Je m’inclinai devant cette flatterie un peu intéressée de l’excellent homme.
«Ainsi c’est convenu… Vous aurez l’obligeance de vous présenter, à une heure, rue Cassette, n° 102.
– C’est la demeure du défunt?
– Voici une lettre que j’adresse au juge d’instruction, et dans laquelle j’invoque un prétexte quelconque pour manquer au rendez-vous. Vous la lui remettrez.»
Le docteur B… se leva, et, me serrant la main avec une certaine émotion:
«Allons, mon cher enfant, me dit-il, tâchez de convaincre les magistrats, et ne vous laissez surtout pas démonter par l’aplomb de Wickson. Songez que notre vieil honneur professionnel est entre vos mains; défendez-le contre l’ignorance et le charlatanisme.

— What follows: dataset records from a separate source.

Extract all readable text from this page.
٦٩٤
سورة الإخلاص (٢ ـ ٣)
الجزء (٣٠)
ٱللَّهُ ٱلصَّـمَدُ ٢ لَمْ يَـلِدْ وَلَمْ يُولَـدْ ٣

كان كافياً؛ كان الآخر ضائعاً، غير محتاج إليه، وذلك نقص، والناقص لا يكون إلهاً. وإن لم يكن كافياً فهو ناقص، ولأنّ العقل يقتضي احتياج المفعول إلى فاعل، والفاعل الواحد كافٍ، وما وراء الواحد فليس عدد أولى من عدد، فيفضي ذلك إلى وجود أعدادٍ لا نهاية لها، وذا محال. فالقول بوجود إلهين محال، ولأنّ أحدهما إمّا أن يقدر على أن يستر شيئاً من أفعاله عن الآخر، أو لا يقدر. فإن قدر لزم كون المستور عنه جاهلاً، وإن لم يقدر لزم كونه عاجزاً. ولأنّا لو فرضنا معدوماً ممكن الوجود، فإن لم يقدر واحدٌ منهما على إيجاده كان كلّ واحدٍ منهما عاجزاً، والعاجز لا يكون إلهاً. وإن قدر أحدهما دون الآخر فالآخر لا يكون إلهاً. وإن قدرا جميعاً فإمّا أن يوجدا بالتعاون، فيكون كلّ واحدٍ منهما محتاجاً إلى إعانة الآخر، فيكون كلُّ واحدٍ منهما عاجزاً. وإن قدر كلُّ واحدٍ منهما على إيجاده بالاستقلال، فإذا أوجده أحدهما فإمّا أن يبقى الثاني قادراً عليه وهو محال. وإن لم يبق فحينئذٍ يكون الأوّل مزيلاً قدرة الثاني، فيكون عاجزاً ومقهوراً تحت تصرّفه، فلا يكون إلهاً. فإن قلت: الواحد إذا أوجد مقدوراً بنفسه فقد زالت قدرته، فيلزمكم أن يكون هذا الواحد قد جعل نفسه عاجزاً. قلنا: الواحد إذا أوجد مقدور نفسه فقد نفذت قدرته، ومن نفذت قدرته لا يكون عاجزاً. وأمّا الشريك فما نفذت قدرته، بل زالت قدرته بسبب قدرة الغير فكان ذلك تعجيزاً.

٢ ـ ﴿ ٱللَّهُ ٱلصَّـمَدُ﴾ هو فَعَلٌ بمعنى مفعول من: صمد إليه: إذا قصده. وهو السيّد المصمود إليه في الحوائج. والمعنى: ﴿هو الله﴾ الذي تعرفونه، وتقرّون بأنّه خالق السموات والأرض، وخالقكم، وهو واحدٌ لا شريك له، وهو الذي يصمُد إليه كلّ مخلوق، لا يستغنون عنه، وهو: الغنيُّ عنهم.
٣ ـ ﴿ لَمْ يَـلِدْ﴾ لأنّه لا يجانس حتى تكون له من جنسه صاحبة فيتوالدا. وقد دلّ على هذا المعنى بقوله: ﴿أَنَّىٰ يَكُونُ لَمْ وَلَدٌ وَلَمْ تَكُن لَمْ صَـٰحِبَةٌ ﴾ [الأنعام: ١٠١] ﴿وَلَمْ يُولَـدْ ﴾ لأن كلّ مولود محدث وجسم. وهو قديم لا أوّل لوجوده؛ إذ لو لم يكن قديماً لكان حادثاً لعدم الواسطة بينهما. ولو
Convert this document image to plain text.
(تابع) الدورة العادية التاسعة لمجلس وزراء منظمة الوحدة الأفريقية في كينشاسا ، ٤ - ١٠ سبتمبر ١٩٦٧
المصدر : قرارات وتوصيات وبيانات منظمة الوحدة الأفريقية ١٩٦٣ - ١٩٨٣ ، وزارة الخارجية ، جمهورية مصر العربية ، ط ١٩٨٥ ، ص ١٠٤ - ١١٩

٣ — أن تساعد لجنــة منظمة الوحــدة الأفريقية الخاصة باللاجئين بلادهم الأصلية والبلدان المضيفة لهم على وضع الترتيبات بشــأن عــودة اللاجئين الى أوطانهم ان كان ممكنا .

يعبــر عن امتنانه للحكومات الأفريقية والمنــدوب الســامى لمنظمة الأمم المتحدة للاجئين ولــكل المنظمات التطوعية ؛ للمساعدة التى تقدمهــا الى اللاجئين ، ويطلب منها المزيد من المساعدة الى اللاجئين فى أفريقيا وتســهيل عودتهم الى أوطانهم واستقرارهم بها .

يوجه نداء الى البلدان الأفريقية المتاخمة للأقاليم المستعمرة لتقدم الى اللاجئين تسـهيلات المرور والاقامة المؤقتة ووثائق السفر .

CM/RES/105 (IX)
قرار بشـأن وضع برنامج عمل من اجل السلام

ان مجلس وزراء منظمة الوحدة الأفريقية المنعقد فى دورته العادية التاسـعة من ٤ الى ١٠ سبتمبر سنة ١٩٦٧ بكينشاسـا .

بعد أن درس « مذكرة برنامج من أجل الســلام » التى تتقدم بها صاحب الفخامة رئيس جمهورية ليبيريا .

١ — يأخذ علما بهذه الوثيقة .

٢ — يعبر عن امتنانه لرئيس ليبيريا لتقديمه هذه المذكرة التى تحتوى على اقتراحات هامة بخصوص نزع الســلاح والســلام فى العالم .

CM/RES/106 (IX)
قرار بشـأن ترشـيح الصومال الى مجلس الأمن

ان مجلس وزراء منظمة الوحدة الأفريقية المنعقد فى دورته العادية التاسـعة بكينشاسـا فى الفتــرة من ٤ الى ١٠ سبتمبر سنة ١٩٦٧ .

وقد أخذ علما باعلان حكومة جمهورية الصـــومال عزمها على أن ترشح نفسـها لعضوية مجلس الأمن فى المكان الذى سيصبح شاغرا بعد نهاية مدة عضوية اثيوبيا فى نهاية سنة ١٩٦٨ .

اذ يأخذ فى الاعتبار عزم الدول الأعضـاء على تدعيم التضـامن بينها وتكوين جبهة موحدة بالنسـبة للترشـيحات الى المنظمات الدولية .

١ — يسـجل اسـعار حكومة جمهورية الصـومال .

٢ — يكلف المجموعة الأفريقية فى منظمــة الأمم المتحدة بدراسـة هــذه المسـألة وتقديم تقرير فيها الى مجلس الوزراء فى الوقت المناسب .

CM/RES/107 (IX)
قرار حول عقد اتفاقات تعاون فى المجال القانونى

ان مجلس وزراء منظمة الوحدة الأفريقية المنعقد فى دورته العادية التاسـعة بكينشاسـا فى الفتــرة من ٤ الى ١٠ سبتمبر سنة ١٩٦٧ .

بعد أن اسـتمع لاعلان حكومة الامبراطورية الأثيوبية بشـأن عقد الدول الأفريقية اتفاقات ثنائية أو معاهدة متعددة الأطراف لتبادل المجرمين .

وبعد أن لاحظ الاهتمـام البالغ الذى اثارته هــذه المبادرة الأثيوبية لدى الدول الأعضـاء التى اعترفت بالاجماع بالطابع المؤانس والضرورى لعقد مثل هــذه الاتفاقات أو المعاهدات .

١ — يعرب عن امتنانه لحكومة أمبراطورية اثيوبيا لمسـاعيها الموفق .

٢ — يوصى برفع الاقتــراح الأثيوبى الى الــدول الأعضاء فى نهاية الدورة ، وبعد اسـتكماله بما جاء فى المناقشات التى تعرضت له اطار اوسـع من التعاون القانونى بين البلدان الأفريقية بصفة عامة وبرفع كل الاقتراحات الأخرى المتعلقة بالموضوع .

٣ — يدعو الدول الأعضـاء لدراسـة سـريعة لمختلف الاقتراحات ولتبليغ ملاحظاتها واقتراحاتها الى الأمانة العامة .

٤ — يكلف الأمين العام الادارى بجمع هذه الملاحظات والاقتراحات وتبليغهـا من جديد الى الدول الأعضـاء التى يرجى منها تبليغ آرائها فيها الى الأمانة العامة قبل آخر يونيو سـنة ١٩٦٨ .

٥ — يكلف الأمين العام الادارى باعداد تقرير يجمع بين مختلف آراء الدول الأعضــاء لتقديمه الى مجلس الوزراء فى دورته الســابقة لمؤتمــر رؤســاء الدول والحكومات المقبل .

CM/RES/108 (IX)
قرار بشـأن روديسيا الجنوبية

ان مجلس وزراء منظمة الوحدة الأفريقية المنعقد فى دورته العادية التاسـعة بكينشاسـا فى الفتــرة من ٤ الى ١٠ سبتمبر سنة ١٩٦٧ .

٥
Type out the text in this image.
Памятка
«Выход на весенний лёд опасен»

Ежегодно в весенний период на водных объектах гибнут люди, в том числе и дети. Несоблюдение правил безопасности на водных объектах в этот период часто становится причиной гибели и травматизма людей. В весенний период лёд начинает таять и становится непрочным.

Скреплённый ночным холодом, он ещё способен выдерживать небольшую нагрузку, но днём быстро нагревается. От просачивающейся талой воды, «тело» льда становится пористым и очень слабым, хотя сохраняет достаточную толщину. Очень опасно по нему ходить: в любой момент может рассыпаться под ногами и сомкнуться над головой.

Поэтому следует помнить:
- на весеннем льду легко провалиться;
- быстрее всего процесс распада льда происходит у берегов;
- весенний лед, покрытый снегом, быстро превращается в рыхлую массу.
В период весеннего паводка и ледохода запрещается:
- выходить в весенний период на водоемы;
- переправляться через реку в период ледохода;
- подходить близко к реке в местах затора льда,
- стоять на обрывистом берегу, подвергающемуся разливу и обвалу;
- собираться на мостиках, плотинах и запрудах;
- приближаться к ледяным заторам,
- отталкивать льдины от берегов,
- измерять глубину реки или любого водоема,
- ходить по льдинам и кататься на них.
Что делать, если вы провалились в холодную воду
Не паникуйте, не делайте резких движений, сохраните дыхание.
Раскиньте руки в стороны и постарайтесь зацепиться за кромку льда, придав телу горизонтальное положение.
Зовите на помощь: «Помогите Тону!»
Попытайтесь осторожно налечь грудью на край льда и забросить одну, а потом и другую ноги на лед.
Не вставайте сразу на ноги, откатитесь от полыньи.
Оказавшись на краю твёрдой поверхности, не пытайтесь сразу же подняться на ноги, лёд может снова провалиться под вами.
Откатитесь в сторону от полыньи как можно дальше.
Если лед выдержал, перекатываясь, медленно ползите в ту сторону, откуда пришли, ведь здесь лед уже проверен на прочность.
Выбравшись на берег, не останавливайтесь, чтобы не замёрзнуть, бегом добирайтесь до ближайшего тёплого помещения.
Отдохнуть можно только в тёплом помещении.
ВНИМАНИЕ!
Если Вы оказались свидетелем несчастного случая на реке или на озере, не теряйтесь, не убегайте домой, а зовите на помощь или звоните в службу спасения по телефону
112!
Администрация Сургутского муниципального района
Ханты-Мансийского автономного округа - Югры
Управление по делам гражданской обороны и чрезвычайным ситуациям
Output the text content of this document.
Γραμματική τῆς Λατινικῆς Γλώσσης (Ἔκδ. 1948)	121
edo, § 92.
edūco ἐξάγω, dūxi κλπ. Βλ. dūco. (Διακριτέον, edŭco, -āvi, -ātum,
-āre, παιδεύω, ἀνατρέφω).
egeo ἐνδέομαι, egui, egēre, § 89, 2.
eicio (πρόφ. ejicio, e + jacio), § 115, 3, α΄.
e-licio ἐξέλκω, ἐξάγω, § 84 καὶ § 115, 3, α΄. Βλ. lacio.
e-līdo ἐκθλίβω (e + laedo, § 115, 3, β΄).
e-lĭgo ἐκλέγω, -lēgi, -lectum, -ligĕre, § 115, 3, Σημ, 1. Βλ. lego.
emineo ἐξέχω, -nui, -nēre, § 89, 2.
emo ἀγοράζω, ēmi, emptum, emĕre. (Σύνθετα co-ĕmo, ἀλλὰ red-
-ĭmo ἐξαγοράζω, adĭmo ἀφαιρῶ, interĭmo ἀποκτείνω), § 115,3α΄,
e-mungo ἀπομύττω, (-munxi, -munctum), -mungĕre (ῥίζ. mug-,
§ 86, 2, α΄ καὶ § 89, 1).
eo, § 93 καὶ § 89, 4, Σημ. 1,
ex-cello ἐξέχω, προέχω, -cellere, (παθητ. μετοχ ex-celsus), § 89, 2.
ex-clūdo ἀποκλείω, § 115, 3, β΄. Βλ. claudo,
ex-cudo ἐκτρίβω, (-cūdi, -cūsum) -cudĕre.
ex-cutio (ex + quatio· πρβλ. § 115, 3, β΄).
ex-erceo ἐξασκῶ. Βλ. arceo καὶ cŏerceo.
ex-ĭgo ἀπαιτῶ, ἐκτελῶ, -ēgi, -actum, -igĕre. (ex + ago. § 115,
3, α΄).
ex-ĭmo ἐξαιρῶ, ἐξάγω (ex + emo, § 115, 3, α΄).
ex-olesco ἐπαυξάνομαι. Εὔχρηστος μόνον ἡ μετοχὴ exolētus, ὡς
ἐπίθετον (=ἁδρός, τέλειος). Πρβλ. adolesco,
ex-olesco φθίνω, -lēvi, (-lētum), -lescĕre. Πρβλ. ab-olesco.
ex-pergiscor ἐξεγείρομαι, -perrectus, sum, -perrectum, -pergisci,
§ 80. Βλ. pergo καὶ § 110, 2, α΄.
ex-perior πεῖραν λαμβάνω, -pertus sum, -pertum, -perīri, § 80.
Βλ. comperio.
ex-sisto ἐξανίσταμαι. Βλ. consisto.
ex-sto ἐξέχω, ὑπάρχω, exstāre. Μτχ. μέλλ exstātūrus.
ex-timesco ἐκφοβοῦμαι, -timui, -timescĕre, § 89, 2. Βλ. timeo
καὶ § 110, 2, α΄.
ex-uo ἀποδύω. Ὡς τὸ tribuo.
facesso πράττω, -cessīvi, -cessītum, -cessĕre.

N’oubliez pas de m’apprendre, aussitôt l’expertise finie, le résultat de la discussion.»
La voix du docteur B… tremblait un peu, tandis qu’il m’adressait ces paroles. Son œil noir et vif brillait d’un éclat qui témoignait de tout l’intérêt que mon vieux professeur portait à la lutte que j’allais engager. Wickson était le seul homme au monde pour lequel l’excellent docteur B… ressentît de la haine.
Je promis à M. B… que je ferais tous mes efforts pour assurer le triomphe de son opinion et maintenir dans tout leur éclat les principes de la vraie science.
Une heure après, j’étais chez M. Maximilien Heller.
Le philosophe me sembla plus calme que la veille; la fièvre avait presque entièrement disparu.
«Je vais mieux ce matin, me dit-il; votre compagnie m’a été hier d’un grand soulagement. Il y a des moments, bien rares, où la solitude me fait mal. Et j’étais poursuivi hier par un souvenir, un anniversaire… terrible… Enfin passons. Avez-vous quelques détails sur cette affaire mystérieuse? J’y ai pensé toute la nuit. Évidemment, cet homme n’est pas coupable.»
Je lui remis le numéro du journal, et il le lut avec grande attention, puis murmura:
«Je voudrais bien savoir le dernier mot de cette histoire.
– Je puis, si vous le désirez, vous introduire dans la maison où a eu lieu le crime, et vous faire assister à l’autopsie.
– Vraiment? s’écria le philosophe en me regardant avec surprise; et comment cela, je vous prie?»
Je lui racontai la courte entrevue que je venais d’avoir avec M. B…, et lui dis le rôle que j’avais accepté.
«Eh bien, je vous accompagnerai! dit Maximilien Heller d’un ton résolu; il faut que je sache tout ce que cela signifie. Voilà la première fois depuis deux ans que je sors de cette chambre. Il me semble que j’entre dans une vie nouvelle. Que diriez-vous si j’arrachais cet homme à l’échafaud? Ce serait curieux, n’est-ce pas? je deviendrais philanthrope! Mais non, ce n’est pas par amour de l’humanité que j’agis ainsi, c’est au contraire pour prouver à la société tout le vice de son organisation, puisque sans moi, et si les choses suivaient leur cours naturel, un innocent mourrait, condamné par la sentence des hommes.»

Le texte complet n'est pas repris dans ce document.